Nihon Reoroji Gakkaishi Volume 47, Issue 1

Rheological Behavior of Concentrated Monodispersed Colloidal Suspensions

The effect of suspending medium on the rheological behavior of monodispersed colloidal suspensions was examined to identify the characteristic rheological behavior of concentrated colloidal suspensions. Colloidal suspensions of monodispersed silica particles form colloidal crystals and exhibit shear-thinning flows. With the change of the suspending medium from an aqueous medium to a polyethylene-glycol di-acrylate monomer, both the viscosity of the suspensions and the degree of shear-thinning decreased, and the suspensions exhibited shear-thickening behavior under high shear rates. Additionally, increasing the particle size, critical shear-rate and critical shear-stress at the onset of shear-thickening decreased.
Finally, the research found that shear-thickening becomes more noticeable as the increase in the ethylene-glycol chain lengths of the monomer and the particle size.

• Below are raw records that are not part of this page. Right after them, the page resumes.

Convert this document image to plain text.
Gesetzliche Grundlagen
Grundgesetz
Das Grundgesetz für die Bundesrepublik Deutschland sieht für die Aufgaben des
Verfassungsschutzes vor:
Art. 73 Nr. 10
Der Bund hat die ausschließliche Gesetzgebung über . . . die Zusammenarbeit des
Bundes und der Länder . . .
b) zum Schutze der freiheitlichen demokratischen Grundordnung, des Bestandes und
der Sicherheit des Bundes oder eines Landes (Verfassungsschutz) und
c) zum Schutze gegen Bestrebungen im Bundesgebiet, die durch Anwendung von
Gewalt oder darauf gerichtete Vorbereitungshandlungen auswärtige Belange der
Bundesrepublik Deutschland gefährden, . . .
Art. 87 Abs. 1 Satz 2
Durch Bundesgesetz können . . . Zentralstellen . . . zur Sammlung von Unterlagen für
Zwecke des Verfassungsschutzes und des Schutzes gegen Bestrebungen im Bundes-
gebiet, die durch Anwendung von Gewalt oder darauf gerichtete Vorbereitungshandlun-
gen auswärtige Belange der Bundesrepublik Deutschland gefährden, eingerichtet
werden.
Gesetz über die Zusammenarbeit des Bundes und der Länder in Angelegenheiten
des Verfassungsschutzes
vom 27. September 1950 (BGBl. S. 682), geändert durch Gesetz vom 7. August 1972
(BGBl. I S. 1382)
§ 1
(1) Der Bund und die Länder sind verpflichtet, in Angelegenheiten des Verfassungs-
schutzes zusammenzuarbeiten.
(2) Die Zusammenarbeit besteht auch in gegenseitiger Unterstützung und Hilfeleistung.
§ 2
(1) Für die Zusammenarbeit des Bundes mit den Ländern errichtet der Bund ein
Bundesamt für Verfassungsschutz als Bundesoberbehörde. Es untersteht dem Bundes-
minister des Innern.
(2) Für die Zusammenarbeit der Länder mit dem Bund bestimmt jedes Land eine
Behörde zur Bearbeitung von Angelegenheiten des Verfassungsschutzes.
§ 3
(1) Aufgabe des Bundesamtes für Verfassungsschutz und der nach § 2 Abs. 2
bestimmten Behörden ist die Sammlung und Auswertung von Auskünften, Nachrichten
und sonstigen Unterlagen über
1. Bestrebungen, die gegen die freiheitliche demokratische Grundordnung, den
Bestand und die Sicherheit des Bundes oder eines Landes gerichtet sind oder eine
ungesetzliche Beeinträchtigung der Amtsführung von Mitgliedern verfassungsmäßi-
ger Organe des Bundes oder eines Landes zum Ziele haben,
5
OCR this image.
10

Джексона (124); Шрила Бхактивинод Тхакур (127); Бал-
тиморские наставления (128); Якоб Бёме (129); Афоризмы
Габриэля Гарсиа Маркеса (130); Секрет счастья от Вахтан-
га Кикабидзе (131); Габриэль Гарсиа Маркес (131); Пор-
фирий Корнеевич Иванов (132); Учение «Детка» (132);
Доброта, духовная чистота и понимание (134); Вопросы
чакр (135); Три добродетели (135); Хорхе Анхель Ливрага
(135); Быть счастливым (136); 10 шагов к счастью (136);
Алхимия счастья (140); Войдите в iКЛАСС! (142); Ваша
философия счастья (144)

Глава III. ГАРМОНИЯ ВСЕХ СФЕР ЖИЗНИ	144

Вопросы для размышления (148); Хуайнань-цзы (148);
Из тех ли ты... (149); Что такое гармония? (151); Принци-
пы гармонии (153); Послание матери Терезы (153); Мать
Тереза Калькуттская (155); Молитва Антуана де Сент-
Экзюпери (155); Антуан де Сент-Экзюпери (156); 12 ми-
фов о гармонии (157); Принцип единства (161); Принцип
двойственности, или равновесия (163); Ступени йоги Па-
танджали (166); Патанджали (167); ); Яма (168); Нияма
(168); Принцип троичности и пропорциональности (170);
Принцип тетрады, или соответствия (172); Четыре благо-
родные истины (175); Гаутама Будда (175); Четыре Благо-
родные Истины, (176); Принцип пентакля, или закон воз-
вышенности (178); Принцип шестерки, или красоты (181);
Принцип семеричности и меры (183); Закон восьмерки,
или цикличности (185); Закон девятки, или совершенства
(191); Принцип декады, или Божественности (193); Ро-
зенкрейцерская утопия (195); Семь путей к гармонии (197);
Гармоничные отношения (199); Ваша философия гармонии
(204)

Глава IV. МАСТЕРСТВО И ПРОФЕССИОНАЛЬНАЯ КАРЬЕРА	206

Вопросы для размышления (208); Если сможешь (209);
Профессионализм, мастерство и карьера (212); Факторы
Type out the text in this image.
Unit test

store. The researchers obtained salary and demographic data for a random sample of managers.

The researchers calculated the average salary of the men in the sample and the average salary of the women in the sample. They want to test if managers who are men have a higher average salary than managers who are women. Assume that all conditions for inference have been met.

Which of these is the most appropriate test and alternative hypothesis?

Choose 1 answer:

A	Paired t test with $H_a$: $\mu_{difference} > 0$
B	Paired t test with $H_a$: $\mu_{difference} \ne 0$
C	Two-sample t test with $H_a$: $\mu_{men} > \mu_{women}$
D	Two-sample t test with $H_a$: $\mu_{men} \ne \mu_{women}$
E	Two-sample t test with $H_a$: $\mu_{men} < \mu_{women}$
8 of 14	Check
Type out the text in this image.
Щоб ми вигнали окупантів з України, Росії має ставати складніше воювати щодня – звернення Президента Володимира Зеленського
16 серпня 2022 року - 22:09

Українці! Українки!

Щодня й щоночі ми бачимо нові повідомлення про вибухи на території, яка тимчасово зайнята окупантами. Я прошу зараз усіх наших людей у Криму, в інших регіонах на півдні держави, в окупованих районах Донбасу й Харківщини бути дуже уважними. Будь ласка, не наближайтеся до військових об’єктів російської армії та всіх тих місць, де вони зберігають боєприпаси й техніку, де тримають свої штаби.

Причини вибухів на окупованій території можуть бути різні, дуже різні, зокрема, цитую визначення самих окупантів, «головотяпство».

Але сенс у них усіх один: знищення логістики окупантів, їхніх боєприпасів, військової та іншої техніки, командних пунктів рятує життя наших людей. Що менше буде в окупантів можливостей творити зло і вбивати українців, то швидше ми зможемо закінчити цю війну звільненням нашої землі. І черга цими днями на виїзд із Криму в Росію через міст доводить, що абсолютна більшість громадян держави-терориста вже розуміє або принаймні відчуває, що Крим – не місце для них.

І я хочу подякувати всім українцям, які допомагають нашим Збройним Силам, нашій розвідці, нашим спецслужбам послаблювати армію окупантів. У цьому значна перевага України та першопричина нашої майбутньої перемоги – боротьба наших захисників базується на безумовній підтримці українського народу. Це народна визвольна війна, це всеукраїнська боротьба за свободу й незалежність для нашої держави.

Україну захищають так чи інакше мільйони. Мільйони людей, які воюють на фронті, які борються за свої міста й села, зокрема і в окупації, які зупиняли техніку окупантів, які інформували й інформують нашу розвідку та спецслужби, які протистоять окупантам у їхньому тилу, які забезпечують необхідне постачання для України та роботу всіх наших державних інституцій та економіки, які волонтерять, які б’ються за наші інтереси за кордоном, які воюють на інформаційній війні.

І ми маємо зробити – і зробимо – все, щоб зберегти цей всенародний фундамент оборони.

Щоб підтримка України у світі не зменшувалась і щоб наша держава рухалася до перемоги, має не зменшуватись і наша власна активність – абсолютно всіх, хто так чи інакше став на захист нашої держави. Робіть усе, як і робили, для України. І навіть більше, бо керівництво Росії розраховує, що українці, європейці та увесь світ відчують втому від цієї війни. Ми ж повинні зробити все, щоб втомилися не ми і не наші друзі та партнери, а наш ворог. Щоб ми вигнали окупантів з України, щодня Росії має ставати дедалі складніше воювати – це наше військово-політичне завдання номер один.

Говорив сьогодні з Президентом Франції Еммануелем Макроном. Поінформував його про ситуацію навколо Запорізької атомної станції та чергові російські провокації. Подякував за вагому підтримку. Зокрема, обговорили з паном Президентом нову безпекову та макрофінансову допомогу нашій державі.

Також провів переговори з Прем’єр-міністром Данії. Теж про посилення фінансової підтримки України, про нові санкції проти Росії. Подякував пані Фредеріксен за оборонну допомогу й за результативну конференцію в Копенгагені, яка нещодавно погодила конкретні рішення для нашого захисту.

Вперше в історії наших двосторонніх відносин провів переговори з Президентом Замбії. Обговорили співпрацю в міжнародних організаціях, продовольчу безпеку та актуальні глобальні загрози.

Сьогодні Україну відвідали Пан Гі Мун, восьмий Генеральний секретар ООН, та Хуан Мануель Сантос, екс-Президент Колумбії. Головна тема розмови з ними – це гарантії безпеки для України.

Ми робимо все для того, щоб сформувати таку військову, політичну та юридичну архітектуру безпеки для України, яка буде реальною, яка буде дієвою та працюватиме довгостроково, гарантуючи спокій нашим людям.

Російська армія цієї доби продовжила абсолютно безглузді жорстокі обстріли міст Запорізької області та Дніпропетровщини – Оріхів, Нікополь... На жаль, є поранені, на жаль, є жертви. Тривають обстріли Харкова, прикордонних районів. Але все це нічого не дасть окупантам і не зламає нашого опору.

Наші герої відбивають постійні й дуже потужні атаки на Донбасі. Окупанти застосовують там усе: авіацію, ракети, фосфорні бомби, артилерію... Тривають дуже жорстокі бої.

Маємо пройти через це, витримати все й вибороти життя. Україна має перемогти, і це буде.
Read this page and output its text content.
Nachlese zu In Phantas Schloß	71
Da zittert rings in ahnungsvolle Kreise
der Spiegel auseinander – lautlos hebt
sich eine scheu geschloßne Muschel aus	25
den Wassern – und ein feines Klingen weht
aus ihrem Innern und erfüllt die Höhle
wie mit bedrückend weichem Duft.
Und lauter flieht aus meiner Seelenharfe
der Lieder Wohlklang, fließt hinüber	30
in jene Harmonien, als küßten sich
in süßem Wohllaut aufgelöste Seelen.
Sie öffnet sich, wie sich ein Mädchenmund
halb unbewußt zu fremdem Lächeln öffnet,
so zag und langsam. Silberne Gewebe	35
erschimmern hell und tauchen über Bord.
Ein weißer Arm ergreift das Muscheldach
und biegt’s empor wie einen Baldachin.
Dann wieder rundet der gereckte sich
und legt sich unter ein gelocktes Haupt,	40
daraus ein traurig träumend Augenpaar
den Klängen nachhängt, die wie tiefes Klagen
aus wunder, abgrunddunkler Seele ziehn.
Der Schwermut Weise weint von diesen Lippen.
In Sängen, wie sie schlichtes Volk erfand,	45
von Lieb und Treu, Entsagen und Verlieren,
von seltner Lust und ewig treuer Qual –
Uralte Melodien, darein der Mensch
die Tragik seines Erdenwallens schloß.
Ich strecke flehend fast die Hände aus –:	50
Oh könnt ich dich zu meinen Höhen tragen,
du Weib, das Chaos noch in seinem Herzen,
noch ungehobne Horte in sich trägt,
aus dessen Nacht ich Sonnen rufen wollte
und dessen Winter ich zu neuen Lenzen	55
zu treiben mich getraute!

Shear-Thickening Behavior of Concentrated Monodispersed Colloidal Suspensions

Concentrated colloidal suspensions of monodispersed silica particles exhibited shear-thickening when a highly viscous suspending media was prepared using ethylene glycol. Although the shear rate at which shear-thickening occurred decreased in accordance with increases in the suspending media viscosity, the shear stress at the onset of shear-thickening behavior occurred was defined regardless of the suspending media viscosity. In addition, based on the dependence of the critical shear stress on the square reciprocal of the particle size, it was found that shear-thickening behavior can be explained by the diffusion-friction-dominant model.

Molecular Association and Hydration Behavior of 2-n-Butoxyethanol in Aqueous Solution

Broadband dielectric spectrum measurements up to 50 GHz have been conducted for aqueous solution of 2-n-butoxyethanol (2BE) over a wide concentration range to investigate the state of molecular association of 2BE in aqueous solution. All the obtained dielectric relaxation spectra can be well decomposed into multiple Debye-type relaxation functions. The number of necessary relaxation modes clearly depended on the concentration of 2BE and was reasonably correlated with the molecular association state change of 2BE in aqueous solution. The concentration dependence of hydration number per 2BE molecule slightly decreased above a critical concentration for molecular association formation like micelles due to intermolecular hydrogen bonds formation between 2BE molecules.

Modeling and Comparison with Experiment for Solvent Squeezing from Polymer Gels

We have compared the experimental results on solvent squeeze from cylindrical poly(vinyl alcohol) (PVA) gels with the model presented in this paper. The model says that a characteristic time for solvent squeeze, which is also a retardation time of the creep of gels, is proportional to the diameter squared. A simplified version of the model, which is valid when the creep strain is small enough, indicates that retardation time is independent of the applied stress and the height of gels approaches to a constant value in a single-exponential manner. Experiments on PVA gels say that the change in height occurs almost in a single-exponential manner. The retardation time was independent of the applied stress at small stresses but became longer in the high stress region, as in the case of the presented model. The diameter dependence of the retardation time for the PVA gels was weaker than the model prediction. As a whole, the simplified version of the model is useful to explain the squeezing behavior of the PVA gels.